Sacrifice and Other Marks of Love
Growing up - and still to this day - I’m struck by the work ethic of my dad and mom. Growing up, my brother and I were never in want. We ate well. We never had to sit out a season of hockey because of the cost, despite it being an expensive sport (especially considering how fast children grow). When the time came for me to go to high school, my parents enrolled me in the private school across town because, despite the tuition, my parents desired to plant me in an environment where I could grow. I know now that they were investing in future opportunities for my life in the hope that I might experience a world a little brighter and privileged than their own.
When you’re young, it’s easy to take blessings for granted. Inevitably, the things you are given tend to become expected and commonplace. A warm dinner is just that…a warm dinner. Going to school is routine and something that you just have to do…it’s expected.
As I get older, the things that seemed natural and expected in my youth take on a richer and richer meaning. My parents hid their constant sacrifice from my brother and me. I'm slowing learning that their sacrifices were marks of love, not requests for recognition. Realizing this has been a part of my own journey as I grow older and think about a family of my own one day.

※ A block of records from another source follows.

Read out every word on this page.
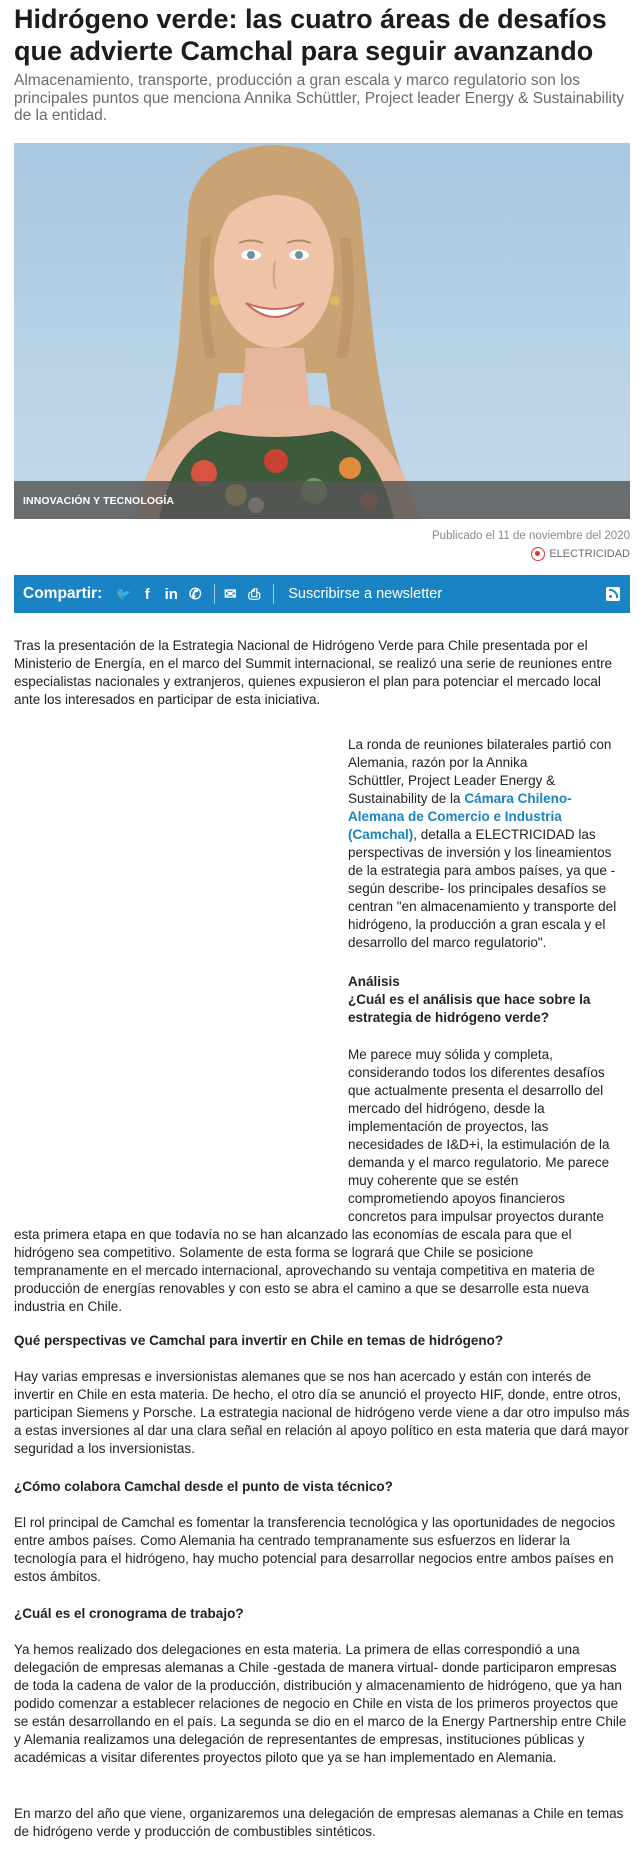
Hidrógeno verde: las cuatro áreas de desafíos que advierte Camchal para seguir avanzando
Almacenamiento, transporte, producción a gran escala y marco regulatorio son los principales puntos que menciona Annika Schüttler, Project leader Energy & Sustainability de la entidad.
INNOVACIÓN Y TECNOLOGÍA
Publicado el 11 de noviembre del 2020
ELECTRICIDAD
Compartir: 🐦 f in ✆ ✉ ⎙ Suscribirse a newsletter
Tras la presentación de la Estrategia Nacional de Hidrógeno Verde para Chile presentada por el Ministerio de Energía, en el marco del Summit internacional, se realizó una serie de reuniones entre especialistas nacionales y extranjeros, quienes expusieron el plan para potenciar el mercado local ante los interesados en participar de esta iniciativa.
La ronda de reuniones bilaterales partió con
Alemania, razón por la Annika
Schüttler, Project Leader Energy &
Sustainability de la Cámara Chileno-
Alemana de Comercio e Industria
(Camchal), detalla a ELECTRICIDAD las
perspectivas de inversión y los lineamientos
de la estrategia para ambos países, ya que -
según describe- los principales desafíos se
centran "en almacenamiento y transporte del
hidrógeno, la producción a gran escala y el
desarrollo del marco regulatorio".
Análisis
¿Cuál es el análisis que hace sobre la
estrategia de hidrógeno verde?
Me parece muy sólida y completa,
considerando todos los diferentes desafíos
que actualmente presenta el desarrollo del
mercado del hidrógeno, desde la
implementación de proyectos, las
necesidades de I&D+i, la estimulación de la
demanda y el marco regulatorio. Me parece
muy coherente que se estén
comprometiendo apoyos financieros
concretos para impulsar proyectos durante
esta primera etapa en que todavía no se han alcanzado las economías de escala para que el
hidrógeno sea competitivo. Solamente de esta forma se logrará que Chile se posicione
tempranamente en el mercado internacional, aprovechando su ventaja competitiva en materia de
producción de energías renovables y con esto se abra el camino a que se desarrolle esta nueva
industria en Chile.
Qué perspectivas ve Camchal para invertir en Chile en temas de hidrógeno?
Hay varias empresas e inversionistas alemanes que se nos han acercado y están con interés de invertir en Chile en esta materia. De hecho, el otro día se anunció el proyecto HIF, donde, entre otros, participan Siemens y Porsche. La estrategia nacional de hidrógeno verde viene a dar otro impulso más a estas inversiones al dar una clara señal en relación al apoyo político en esta materia que dará mayor seguridad a los inversionistas.
¿Cómo colabora Camchal desde el punto de vista técnico?
El rol principal de Camchal es fomentar la transferencia tecnológica y las oportunidades de negocios entre ambos países. Como Alemania ha centrado tempranamente sus esfuerzos en liderar la tecnología para el hidrógeno, hay mucho potencial para desarrollar negocios entre ambos países en estos ámbitos.
¿Cuál es el cronograma de trabajo?
Ya hemos realizado dos delegaciones en esta materia. La primera de ellas correspondió a una delegación de empresas alemanas a Chile -gestada de manera virtual- donde participaron empresas de toda la cadena de valor de la producción, distribución y almacenamiento de hidrógeno, que ya han podido comenzar a establecer relaciones de negocio en Chile en vista de los primeros proyectos que se están desarrollando en el país. La segunda se dio en el marco de la Energy Partnership entre Chile y Alemania realizamos una delegación de representantes de empresas, instituciones públicas y académicas a visitar diferentes proyectos piloto que ya se han implementado en Alemania.
En marzo del año que viene, organizaremos una delegación de empresas alemanas a Chile en temas de hidrógeno verde y producción de combustibles sintéticos.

I’m a snoop. Always have been. I used to get a kick out of reading my dad’s mail because it showed me more about the man I knew as “Pop.” Every summer, I went to a week-long hockey camp put on by a small group out of Canada called Hockey Ministries International. My dad started as a volunteer and eventually became the camp coordinator for the Chicago chapter. I happened upon a letter addressed to him one day in which the mother of a camper thanked him for underwriting a scholarship so that her son could attend camp. Later I learned that he had been doing this for years, sacrificing and investing in opportunity for kids who would never know what he had done.
I have learned from my dad that sacrificing for your children is a conscious choice built upon a natural and unshakable bond of family. But to go above and beyond and sacrifice for someone outside of your bloodline, investing in opportunity for neighbors, friends and strangers, is perhaps the truest mark of love.
This sacrifice reminds me a lot of what I see in our clients. One of my favorite stories of sacrifice comes from Opportunity Nicaragua, where a group of our female clients, after being empowered to better care and sacrifice for their own children, joined together to sacrifice for the forgotten children in their community. Sex trafficking is a major problem in their community, and they lobbied a nonprofit called ACONIFA which is dedicated to ending child sex trafficking and child labor in Nicaragua, to train them to effectively begin tackling this problem.
Because of their commitment to forgotten children, 17 local leaders have been trained by ACONIFA, and these community advocates have emerged as human rights trailblazers in their community. They now identify and prevent abusive situations and have since joined forces with the police and the prosecutor’s office to establish a close working relationship and assure abuse cases are brought forward and prosecuted. Already, more than 10 cases are under investigation or prosecution.
This week, I’m thankful for the radical type of love that extends beyond our families to impact and uplift those who may never know our names or how much we really gave. This is why I will always believe in investing in opportunity for all.